- Marty Gleeson performing at the Edinburgh Fringe Festival 2024
- Born: 1992 Limerick, Ireland
- Notable work: Dog Ear

Comedy career
- Years active: 2022–present

= Marty Gleeson =

Irish comedian based in the UK

Marty Gleeson is an Irish stand-up comedian based in London, United Kingdom.

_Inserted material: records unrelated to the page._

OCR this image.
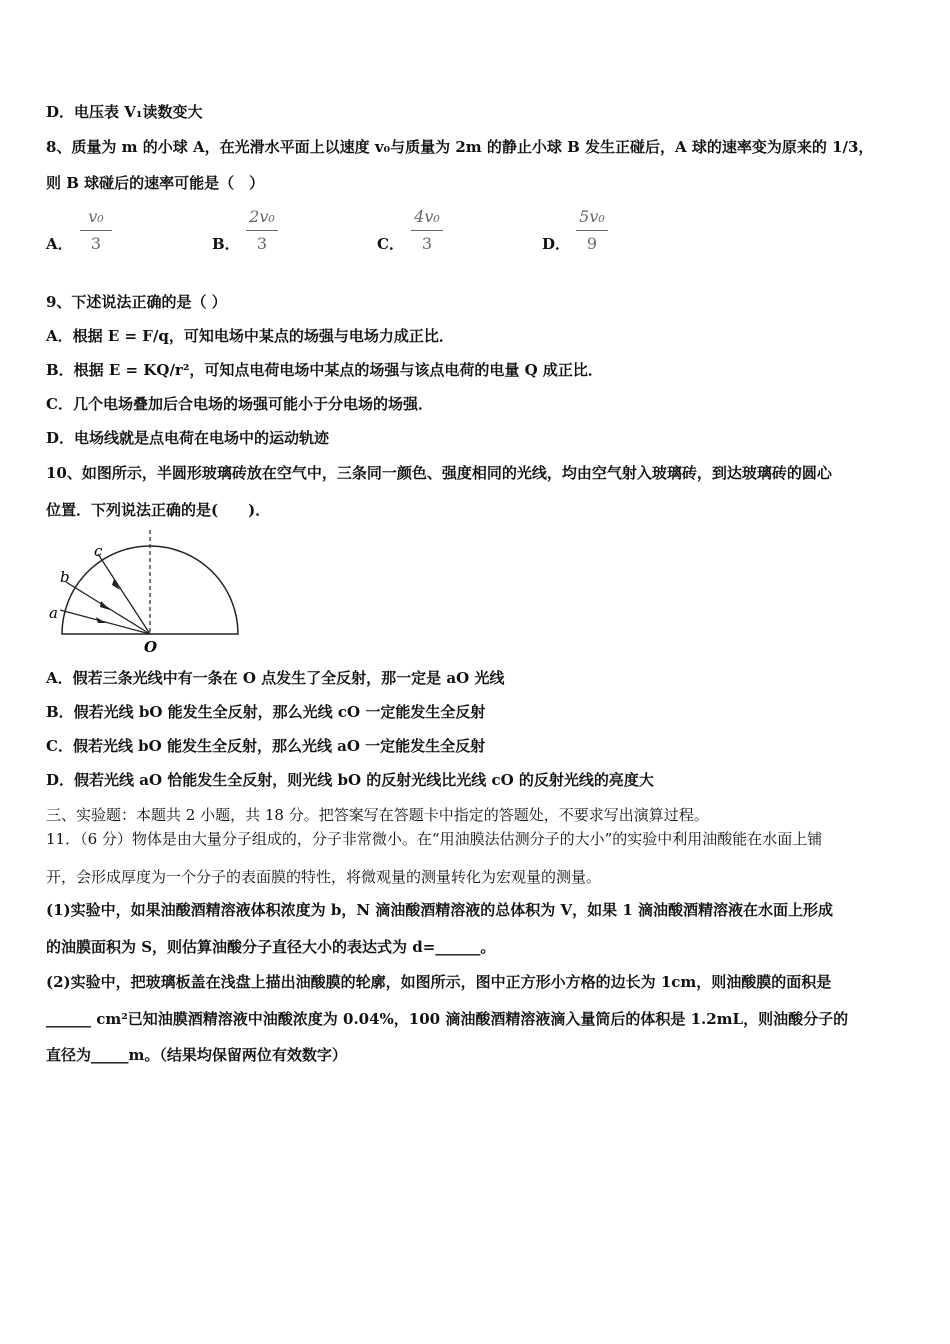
D．电压表 V₁读数变大
8、质量为 m 的小球 A，在光滑水平面上以速度 v₀与质量为 2m 的静止小球 B 发生正碰后，A 球的速率变为原来的 1/3，
则 B 球碰后的速率可能是（　）
A．
v₀
3	B．
2v₀
3	C．
4v₀
3	D．
5v₀
9
9、下述说法正确的是（ ）
A．根据 E = F/q，可知电场中某点的场强与电场力成正比．
B．根据 E = KQ/r²，可知点电荷电场中某点的场强与该点电荷的电量 Q 成正比．
C．几个电场叠加后合电场的场强可能小于分电场的场强．
D．电场线就是点电荷在电场中的运动轨迹
10、如图所示，半圆形玻璃砖放在空气中，三条同一颜色、强度相同的光线，均由空气射入玻璃砖，到达玻璃砖的圆心
位置．下列说法正确的是(　　)．
a
b
c
O
A．假若三条光线中有一条在 O 点发生了全反射，那一定是 aO 光线
B．假若光线 bO 能发生全反射，那么光线 cO 一定能发生全反射
C．假若光线 bO 能发生全反射，那么光线 aO 一定能发生全反射
D．假若光线 aO 恰能发生全反射，则光线 bO 的反射光线比光线 cO 的反射光线的亮度大
三、实验题：本题共 2 小题，共 18 分。把答案写在答题卡中指定的答题处，不要求写出演算过程。
11．（6 分）物体是由大量分子组成的，分子非常微小。在“用油膜法估测分子的大小”的实验中利用油酸能在水面上铺
开，会形成厚度为一个分子的表面膜的特性，将微观量的测量转化为宏观量的测量。
(1)实验中，如果油酸酒精溶液体积浓度为 b，N 滴油酸酒精溶液的总体积为 V，如果 1 滴油酸酒精溶液在水面上形成
的油膜面积为 S，则估算油酸分子直径大小的表达式为 d=______。
(2)实验中，把玻璃板盖在浅盘上描出油酸膜的轮廓，如图所示，图中正方形小方格的边长为 1cm，则油酸膜的面积是
______ cm²已知油膜酒精溶液中油酸浓度为 0.04%，100 滴油酸酒精溶液滴入量筒后的体积是 1.2mL，则油酸分子的
直径为_____m。（结果均保留两位有效数字）
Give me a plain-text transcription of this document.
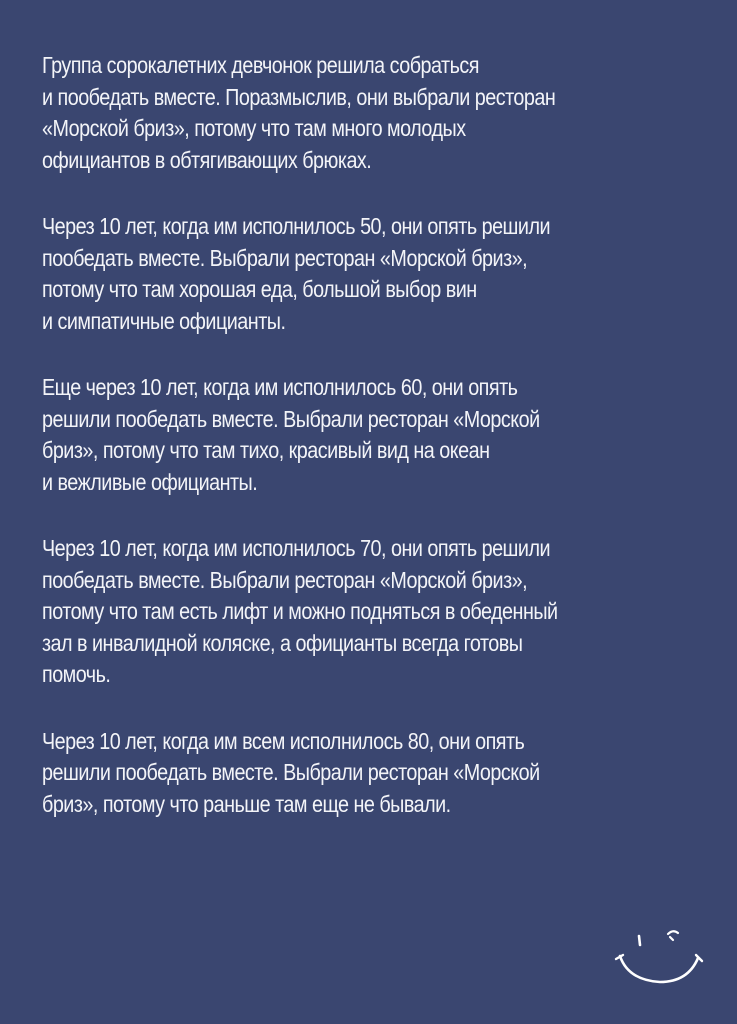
Группа сорокалетних девчонок решила собраться
и пообедать вместе. Поразмыслив, они выбрали ресторан
«Морской бриз», потому что там много молодых
официантов в обтягивающих брюках.
Через 10 лет, когда им исполнилось 50, они опять решили
пообедать вместе. Выбрали ресторан «Морской бриз»,
потому что там хорошая еда, большой выбор вин
и симпатичные официанты.
Еще через 10 лет, когда им исполнилось 60, они опять
решили пообедать вместе. Выбрали ресторан «Морской
бриз», потому что там тихо, красивый вид на океан
и вежливые официанты.
Через 10 лет, когда им исполнилось 70, они опять решили
пообедать вместе. Выбрали ресторан «Морской бриз»,
потому что там есть лифт и можно подняться в обеденный
зал в инвалидной коляске, а официанты всегда готовы
помочь.
Через 10 лет, когда им всем исполнилось 80, они опять
решили пообедать вместе. Выбрали ресторан «Морской
бриз», потому что раньше там еще не бывали.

== Early life and education ==
Gleeson is from Adare, a village in County Limerick, Ireland. She graduated from Crescent College Comprehensive and went on to study fine arts at the Limerick School of Art and Design. Gleeson moved to London after winning a free laptop in a competition, which she sold to fund the move.

== Career ==

At the Edinburgh Festival Fringe in 2024, Gleeson performed as part of The Pleasance Comedy Reserve, a compilation show of up-and-coming comedians.

Gleeson was a finalist for the Sean Lock Comedy Award on Channel 4, as well as the BBC New Comedy Award in 2024. In the same year, Gleeson was awarded LGBTQ+ New Comedian of the Year.

In 2026, Gleeson performed Dog Ear, her first solo show at Edinburgh Fringe, which was inspired by her experience in art school. The show, which was directed by Abby Wambaugh, featured Gleeson playing the bodhrán. Gleeson won Best Newcomer at the Comedians' Choice Awards and the Edinburgh Comedy Awards for Dog Ear. A critic described it as "one of the most original debuts I’ve ever seen."

Gleeson has performed tour support for Vittorio Angelone.

== Personal life ==
Gleeson has an older sister, who is an accountant. She often performs comedy about her distinctively deep voice.